Quale ruolo possono e devono giocare le private bank in questo scenario?

Il settore del private banking nel nostro mercato sta evolvendo da una tradizione di modelli di gestione del risparmio verso un’offerta di consulenza più completa che tocca altre dimensioni del patrimonio del cliente privato. In quest’allargamento del raggio d’azione del private banking, la crescita delle dimensioni in ambito filantropico e di investimento sociale è una delle tematiche che dovrà essere oggetto di grande attenzione da parte degli istituti.

Al momento vedo una situazione in cui sono ancora molto limitati gli esempi dal punto di vista del numero e della proposizione; spesso si tratta di soluzioni semi-filantropiche di posizionamento del brand nei confronti della clientela HNW più che di vere e proprie proposte consulenziali funzionali all’investimento in economia reale. C’è ancora un po’ di strada da fare – ed è comprensibile dato che i tempi dell’impat investing sono ancora relativamente nuovi anche sui mercati più avanzarti.

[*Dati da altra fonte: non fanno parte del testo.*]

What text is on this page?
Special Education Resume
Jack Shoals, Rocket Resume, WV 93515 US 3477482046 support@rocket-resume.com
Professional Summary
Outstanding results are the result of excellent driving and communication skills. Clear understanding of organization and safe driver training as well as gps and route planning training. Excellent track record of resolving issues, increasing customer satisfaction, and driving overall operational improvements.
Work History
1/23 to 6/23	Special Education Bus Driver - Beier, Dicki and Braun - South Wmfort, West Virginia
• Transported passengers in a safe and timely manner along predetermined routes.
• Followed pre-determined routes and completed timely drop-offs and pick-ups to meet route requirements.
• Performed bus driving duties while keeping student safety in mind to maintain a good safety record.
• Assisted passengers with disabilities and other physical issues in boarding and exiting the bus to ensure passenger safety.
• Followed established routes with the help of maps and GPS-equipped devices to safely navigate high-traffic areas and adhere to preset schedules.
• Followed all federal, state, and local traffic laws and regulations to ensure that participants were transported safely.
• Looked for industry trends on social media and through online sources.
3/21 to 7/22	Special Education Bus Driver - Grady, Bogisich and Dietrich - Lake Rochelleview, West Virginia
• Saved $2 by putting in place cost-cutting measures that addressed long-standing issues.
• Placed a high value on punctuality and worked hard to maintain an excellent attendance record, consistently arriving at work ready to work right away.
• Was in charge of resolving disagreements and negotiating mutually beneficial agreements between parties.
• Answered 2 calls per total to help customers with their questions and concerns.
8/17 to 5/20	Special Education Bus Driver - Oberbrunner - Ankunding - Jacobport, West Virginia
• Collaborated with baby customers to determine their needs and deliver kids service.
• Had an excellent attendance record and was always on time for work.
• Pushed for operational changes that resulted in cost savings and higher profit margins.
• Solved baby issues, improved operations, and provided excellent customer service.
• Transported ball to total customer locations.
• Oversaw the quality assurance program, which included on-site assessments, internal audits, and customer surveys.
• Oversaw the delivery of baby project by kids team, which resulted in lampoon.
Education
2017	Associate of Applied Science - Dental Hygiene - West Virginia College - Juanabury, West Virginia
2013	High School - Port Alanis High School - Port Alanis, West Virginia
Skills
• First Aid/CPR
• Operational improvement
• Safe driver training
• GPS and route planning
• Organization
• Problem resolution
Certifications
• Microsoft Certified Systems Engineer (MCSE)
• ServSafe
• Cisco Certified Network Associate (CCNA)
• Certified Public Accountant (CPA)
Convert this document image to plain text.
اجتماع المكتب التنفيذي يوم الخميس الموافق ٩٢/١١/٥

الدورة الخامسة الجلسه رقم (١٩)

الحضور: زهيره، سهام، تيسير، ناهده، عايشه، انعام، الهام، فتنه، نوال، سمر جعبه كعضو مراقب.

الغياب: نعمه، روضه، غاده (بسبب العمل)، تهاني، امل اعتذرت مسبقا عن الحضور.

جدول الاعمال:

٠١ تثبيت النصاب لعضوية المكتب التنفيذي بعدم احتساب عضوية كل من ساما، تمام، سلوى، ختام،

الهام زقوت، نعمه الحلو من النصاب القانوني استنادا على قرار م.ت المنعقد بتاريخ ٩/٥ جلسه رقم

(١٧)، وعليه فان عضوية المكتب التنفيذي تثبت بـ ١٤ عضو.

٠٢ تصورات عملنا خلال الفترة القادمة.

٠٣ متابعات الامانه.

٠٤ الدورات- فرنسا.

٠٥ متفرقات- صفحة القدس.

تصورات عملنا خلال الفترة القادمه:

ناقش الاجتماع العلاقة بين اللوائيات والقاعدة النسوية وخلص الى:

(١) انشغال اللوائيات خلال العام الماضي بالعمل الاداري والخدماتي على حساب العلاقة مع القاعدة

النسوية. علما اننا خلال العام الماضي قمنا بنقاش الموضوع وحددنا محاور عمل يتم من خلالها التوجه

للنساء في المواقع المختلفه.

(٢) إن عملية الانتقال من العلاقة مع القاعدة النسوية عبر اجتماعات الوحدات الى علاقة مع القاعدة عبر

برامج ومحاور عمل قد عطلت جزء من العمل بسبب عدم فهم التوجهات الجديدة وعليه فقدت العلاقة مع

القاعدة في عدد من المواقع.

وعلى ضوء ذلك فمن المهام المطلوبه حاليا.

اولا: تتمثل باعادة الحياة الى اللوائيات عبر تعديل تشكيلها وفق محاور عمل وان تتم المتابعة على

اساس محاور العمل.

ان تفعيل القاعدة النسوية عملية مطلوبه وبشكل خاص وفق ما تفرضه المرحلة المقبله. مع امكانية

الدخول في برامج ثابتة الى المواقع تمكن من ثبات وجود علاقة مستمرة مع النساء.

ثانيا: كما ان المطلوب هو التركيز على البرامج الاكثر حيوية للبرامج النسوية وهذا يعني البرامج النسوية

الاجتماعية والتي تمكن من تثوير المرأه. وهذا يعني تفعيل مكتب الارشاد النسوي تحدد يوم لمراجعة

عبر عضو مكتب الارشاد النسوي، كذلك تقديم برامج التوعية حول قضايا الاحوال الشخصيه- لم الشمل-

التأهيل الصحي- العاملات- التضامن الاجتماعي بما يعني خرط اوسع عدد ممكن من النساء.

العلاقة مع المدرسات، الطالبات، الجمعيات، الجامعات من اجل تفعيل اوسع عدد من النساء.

La mia prospettiva è che si possano ipotizzare due modelli principali nel private banking; il primo consiste nell’inserire soluzioni di strumenti già esistenti (quali fondi o bond emessi da banche di investimento) nel proprio pacchetto interno di servizi. Questo è un obiettivo abbastanza semplice e rappresenta un framework già usato per altri strumenti finanziari; la difficoltà sul breve termine è che, attualmente, non esiste su questo fronte un gran numero di consulenti istituzionali che possano offrire alle banche una pipeline di strumenti, quindi non è facilissimo individuare le iniziative già esistenti.

La seconda strada, un po’ meno finanziaria, si ricollega di più all’investimento reale e ai club deal, offrendo la possibilità all’investitore di partecipare direttamente a iniziative imprenditoriali con impatto sociale (attraverso debito o equity). Un tema fondamentale riguarda l’offerta d’iniziative – a mio avviso ancora molto ristretta. Questo è un fattore che rende più difficile l’avvicinamento degli investitori privati: in un settore nuovo, che richiede sofisticazione a livello sociale e finanziario, un universo limitato di soluzioni investibili rende ancora più difficile creare consenso e crescita.

Per facilitare la crescita del settore, ritengo sia necessaria la creazione di un’offerta consulenziale che aiuti chi ha iniziative a impatto a costruire in maniera adeguata dei prodotti o delle idee che possano essere poi portate al mercato dei privati: a oggi tali iniziative sono, spesso, organizzate in maniera non presentabile o comprensibili soltanto per il mercato degli investitori istituzionali (come i fondi o le fondazioni bancarie) che, rispetto agli investitori privati, hanno le capacità per capire la complessità di questi investimenti. Vedo quindi uno spazio prezioso per operatori professionali che possano aiutare ad aumentare il numero di soluzioni potenzialmente investibili.